Le point de départ de cette idée trouve son terreau dans une œuvre tout autre 4, mais c’est avec Dune qu’il va la concrétiser. Et le Dr. – même s’il avoue avoir peut-être à un moment donné avoir été un tantinet trop naïf – n’est pas homme à mettre la charrue avant les bœufs! Par un moyen malheureusement non explicité, il parvient à vendre à la maison d’édition de Dune et à Frank Herbert son concept et décroche un contrat pour le réaliser – et la question pécuniaire n’est pas laissée de côté: s’il ne trahit quelque gain sur la vente du projet, l’avance totale qu’il reçut pour la réalisation, en temps, d’une encyclopédie qui couvrirait la trilogie ainsi que le le quatrième opus alors qu’il était encore en rédaction atteignait les confortables 20.000 US$ 5.
Publié en 1984, les travaux sur la constitution du recueil débutèrent en 1979 et l’Empereur-dieu de Dune sortit en 1981.
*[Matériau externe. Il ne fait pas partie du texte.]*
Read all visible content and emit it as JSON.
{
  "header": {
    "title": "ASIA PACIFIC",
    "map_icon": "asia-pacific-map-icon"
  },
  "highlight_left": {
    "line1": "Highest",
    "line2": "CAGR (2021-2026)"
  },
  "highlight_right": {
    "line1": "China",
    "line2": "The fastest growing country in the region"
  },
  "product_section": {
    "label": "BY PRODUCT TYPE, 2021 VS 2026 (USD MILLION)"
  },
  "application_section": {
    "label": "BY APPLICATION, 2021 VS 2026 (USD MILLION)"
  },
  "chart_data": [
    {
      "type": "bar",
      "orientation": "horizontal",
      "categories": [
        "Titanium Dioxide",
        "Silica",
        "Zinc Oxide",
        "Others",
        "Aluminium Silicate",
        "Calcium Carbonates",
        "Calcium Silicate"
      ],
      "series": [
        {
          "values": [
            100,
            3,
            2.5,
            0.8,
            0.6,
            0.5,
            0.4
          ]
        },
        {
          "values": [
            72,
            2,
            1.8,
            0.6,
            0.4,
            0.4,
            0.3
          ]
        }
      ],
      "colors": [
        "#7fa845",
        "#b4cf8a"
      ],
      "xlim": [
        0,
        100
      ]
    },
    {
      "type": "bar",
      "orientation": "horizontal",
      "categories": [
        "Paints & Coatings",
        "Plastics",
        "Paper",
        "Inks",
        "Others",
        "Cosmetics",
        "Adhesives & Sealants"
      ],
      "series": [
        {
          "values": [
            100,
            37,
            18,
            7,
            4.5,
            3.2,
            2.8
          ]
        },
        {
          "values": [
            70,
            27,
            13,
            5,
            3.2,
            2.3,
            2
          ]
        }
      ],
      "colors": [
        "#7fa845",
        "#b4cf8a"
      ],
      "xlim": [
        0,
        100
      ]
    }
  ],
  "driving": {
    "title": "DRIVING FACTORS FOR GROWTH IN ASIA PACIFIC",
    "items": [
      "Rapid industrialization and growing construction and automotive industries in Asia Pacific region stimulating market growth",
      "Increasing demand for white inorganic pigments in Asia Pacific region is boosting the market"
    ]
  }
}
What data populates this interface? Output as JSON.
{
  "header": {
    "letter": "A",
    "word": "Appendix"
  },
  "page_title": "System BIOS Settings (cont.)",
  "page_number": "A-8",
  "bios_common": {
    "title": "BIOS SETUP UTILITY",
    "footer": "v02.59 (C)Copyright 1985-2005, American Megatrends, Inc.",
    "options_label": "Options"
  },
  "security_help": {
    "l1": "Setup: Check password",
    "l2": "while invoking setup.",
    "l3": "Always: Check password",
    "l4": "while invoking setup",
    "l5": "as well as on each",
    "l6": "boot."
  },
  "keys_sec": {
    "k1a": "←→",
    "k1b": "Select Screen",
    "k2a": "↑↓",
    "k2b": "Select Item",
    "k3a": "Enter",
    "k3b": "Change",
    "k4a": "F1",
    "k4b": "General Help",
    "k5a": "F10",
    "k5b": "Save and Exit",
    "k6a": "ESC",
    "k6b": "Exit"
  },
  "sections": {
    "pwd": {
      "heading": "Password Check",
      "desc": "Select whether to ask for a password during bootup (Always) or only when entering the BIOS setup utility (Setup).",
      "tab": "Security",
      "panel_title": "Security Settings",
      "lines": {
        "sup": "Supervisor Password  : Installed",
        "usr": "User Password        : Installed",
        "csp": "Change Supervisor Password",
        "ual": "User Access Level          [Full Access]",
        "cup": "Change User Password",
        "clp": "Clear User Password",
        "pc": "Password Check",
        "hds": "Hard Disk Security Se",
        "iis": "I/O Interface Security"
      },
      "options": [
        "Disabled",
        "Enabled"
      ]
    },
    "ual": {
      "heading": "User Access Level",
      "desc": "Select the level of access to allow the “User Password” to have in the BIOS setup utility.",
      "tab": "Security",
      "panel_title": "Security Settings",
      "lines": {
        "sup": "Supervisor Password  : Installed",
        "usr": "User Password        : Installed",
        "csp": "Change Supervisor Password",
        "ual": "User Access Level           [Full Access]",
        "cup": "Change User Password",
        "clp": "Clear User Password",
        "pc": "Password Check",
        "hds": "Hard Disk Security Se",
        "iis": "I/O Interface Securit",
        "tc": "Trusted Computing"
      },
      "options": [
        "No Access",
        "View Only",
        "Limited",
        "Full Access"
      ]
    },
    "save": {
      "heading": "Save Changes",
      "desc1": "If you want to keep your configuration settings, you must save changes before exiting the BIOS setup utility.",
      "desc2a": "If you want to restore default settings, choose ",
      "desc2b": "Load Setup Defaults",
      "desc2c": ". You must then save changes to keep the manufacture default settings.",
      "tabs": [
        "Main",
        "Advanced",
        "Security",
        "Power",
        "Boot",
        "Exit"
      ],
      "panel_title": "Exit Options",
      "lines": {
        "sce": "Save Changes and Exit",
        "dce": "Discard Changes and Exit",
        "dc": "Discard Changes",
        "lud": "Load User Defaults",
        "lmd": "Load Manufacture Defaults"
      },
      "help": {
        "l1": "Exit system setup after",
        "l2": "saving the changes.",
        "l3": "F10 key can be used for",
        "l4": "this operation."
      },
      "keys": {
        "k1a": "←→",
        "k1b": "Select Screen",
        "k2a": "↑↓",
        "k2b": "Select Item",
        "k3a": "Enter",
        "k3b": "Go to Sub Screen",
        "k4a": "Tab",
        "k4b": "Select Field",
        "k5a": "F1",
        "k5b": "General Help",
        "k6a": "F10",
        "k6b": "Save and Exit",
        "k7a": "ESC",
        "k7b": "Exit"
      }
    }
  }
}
Le Dr. Willis E. McNelly s’emploie alors à débaucher dans le corps professoral universitaire de la côte Californienne les potentiels rédacteurs de la ‘Dune Encyclopedia‘ en proposant la rétribution alors alléchante de 4¢ par mots pour chaque article accepté. L’ouvrage étant conscrit à un volume de 250.000 mots en environ 250 articles, chacun pourra grâce à une simple multiplication réévaluer la valeur de l’exemplaire (aujourd’hui épuisé) qu »il tiendra entre ses mains.
«Bien que la plupart des contributeurs étaient des professeurs des universités et du supérieur qui vivaient aussi de leur publications, je considérais qu’ils méritaient un traitement de professionnel.» 6
L’entreprise prend un ton assurément professionnel, et les contributeurs sont considérés comme tels; d’ailleurs, tous universitaires, pour un tel travail, ne le sont-ils pas quelque part ?
Quelque peu léger dans la description de la logistique qui permit l’alignement des contributeurs non seulement dans la distribution des articles mais surtout dans celui celle des contenus pour éviter les contradictions grossières, des indices sont toutefois laissés par le directeur (et en fait seul détenteur de la licence de par le contrat) qui laissent deviner quel usage intensif il fut fait des 20.000 US$ d’avance en frais de photocopies, de postages et de télécommunications.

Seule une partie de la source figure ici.